Recovering from bad rebase in Git - Time & Space Complexity

When recovering from a bad rebase in git, we want to understand how the time to fix the problem grows as the number of commits involved increases.

We ask: How does the effort to undo or fix a rebase scale with the number of commits?

Analyze the time complexity of the following git commands used to recover from a bad rebase.

git reflog
# Find the commit before the bad rebase

git reset --hard <commit-hash>
# Reset branch to that commit

# Optionally, reapply changes carefully

This snippet shows how to find the safe commit and reset the branch to undo the bad rebase.

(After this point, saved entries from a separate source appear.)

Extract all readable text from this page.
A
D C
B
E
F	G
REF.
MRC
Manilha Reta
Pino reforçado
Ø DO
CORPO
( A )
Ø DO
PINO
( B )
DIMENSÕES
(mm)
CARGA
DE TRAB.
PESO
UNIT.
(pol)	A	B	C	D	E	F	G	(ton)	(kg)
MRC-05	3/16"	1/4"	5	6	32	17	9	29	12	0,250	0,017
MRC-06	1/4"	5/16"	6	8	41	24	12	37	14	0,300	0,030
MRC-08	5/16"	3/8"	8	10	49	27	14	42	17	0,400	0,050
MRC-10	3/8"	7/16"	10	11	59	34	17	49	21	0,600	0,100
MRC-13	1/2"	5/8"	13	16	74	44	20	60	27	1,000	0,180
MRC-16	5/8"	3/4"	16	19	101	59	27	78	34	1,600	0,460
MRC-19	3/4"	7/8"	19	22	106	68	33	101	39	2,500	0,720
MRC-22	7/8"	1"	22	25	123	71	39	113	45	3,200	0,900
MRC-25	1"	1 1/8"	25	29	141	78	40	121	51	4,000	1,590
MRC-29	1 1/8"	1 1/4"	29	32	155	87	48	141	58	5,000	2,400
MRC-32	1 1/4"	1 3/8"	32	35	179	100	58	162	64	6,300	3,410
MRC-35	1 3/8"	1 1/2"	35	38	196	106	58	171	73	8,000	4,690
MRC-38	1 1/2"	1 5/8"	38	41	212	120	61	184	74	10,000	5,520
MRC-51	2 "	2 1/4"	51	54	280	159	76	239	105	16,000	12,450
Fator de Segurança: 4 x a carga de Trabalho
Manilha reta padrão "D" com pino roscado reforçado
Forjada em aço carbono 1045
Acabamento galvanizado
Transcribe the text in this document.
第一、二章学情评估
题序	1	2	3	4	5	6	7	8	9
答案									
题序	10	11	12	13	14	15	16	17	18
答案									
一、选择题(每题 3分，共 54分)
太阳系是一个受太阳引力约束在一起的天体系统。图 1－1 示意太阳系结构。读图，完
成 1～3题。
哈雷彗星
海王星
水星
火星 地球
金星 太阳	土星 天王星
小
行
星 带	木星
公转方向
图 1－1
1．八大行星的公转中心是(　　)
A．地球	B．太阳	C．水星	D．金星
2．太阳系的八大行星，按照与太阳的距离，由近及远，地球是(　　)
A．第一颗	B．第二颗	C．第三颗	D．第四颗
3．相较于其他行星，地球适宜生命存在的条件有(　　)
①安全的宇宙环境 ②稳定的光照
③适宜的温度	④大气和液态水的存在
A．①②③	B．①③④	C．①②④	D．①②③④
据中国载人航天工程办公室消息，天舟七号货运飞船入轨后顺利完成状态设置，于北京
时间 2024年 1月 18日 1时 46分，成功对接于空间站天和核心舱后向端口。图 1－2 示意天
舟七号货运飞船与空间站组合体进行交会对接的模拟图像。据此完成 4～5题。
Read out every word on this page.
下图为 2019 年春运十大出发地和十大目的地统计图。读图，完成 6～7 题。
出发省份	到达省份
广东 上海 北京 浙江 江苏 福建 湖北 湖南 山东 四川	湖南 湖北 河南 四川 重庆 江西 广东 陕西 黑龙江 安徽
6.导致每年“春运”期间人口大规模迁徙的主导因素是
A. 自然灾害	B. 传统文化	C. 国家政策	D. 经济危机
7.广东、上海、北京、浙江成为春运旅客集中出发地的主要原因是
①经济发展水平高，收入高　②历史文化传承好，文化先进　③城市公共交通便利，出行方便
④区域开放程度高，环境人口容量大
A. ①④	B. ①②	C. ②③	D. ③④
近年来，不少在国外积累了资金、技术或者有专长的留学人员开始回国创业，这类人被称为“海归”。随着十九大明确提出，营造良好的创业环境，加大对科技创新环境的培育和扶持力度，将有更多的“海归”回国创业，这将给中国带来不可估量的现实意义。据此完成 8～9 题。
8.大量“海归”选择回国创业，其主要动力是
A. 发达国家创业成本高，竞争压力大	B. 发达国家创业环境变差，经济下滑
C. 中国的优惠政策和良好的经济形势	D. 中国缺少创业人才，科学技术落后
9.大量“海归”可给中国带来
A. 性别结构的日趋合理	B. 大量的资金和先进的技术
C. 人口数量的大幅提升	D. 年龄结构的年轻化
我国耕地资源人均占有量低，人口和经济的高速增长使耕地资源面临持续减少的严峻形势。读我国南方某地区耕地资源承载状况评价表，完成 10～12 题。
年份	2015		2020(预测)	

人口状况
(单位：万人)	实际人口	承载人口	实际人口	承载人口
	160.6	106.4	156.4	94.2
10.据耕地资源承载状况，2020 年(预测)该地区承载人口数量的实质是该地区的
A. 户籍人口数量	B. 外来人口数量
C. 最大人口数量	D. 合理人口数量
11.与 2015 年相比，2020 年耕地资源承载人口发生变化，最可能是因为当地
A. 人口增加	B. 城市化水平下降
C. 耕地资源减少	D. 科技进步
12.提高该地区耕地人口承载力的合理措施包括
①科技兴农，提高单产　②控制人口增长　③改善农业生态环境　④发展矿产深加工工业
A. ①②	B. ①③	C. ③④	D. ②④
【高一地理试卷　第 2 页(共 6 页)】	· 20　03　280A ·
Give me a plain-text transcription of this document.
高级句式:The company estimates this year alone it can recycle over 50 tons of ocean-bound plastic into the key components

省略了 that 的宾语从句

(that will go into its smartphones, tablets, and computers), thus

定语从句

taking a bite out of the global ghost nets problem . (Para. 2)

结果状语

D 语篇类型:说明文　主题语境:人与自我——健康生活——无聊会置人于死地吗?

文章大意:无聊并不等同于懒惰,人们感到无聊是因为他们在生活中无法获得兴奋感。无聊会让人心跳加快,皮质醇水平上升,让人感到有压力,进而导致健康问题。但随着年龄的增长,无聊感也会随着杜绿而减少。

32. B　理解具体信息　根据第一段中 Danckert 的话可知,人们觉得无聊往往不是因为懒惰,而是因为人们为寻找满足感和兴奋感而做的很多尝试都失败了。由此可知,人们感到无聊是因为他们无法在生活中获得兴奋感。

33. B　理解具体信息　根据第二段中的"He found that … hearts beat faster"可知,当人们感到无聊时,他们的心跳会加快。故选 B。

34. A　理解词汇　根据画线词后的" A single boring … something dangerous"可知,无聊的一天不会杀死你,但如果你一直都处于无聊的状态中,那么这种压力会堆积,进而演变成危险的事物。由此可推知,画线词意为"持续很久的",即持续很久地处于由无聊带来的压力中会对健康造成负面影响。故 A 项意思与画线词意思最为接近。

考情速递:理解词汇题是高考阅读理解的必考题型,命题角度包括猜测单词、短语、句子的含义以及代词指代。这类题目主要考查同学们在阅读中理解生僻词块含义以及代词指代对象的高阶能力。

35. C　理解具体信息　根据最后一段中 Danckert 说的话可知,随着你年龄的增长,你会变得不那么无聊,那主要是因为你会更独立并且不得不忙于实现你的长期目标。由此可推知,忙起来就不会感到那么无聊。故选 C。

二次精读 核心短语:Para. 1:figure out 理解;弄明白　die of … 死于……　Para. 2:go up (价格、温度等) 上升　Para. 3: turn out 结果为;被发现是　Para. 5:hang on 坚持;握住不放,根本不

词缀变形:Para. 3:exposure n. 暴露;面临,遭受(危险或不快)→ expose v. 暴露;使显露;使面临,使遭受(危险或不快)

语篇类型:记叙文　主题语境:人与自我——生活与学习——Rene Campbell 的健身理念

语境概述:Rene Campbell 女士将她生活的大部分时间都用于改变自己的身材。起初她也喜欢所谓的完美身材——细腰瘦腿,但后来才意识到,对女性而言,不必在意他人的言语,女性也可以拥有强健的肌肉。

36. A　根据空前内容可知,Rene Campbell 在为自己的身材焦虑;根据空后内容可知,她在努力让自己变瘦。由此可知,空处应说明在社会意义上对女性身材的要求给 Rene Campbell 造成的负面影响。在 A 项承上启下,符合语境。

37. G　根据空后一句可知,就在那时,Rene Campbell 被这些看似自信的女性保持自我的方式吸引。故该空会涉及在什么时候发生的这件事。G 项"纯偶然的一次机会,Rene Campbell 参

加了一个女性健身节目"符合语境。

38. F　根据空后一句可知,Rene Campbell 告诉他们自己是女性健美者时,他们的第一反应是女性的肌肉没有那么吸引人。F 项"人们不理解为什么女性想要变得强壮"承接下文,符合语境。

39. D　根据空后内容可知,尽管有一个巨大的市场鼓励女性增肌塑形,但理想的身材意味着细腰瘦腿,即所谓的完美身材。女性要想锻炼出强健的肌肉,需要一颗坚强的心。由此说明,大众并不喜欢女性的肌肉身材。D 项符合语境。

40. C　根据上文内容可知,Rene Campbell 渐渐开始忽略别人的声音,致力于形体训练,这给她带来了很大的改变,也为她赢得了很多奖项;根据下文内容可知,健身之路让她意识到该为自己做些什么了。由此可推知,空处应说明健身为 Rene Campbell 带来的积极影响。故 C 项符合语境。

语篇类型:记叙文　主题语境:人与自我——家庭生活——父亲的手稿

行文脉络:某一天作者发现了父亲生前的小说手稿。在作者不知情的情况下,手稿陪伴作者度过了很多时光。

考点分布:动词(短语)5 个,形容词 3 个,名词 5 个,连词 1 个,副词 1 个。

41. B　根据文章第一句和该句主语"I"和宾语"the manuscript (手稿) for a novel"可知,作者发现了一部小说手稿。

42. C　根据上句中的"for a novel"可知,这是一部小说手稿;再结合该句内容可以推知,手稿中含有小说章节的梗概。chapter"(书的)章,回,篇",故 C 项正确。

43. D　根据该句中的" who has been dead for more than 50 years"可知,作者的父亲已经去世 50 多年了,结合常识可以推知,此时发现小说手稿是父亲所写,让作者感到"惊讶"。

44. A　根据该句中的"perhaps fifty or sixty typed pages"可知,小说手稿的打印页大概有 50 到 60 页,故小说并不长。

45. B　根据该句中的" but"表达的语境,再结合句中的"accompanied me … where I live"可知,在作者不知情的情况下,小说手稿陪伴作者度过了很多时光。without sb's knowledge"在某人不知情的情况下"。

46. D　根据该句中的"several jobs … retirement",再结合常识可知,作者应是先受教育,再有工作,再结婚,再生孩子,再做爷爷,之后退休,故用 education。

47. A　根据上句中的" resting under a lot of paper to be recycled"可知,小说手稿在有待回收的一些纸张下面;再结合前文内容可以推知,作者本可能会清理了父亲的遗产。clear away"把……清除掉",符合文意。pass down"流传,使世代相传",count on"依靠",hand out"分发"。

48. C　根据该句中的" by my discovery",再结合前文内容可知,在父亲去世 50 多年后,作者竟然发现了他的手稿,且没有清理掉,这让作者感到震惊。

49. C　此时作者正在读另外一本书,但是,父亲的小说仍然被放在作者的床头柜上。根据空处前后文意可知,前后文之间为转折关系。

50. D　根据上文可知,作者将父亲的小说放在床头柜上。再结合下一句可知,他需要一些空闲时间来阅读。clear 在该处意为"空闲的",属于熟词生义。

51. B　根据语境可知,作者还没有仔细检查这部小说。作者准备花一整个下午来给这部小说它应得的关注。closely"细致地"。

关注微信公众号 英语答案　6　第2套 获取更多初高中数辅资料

Look for repeated steps or operations that grow with input size.

• Primary operation: Scanning the reflog entries to find the correct commit.
• How many times: Number of reflog entries equals number of recent commits and actions.

The time to find the right commit grows as the number of commits in reflog grows.

Input Size (n)	Approx. Operations
10 commits	Scan about 10 reflog entries
100 commits	Scan about 100 reflog entries
1000 commits	Scan about 1000 reflog entries

Pattern observation: The effort grows linearly with the number of commits you check.

Time Complexity: O(n)

This means the time to recover grows in direct proportion to the number of commits you need to review.

[X] Wrong: "Resetting after a bad rebase is instant no matter how many commits there are."

[OK] Correct: You must find the correct commit in the reflog, which takes longer if there are many commits to check.

Understanding how recovery steps scale helps you explain your troubleshooting approach clearly and shows you grasp practical git workflows.

"What if you used git reflog with a filter or limit? How would that affect the time complexity of finding the right commit?"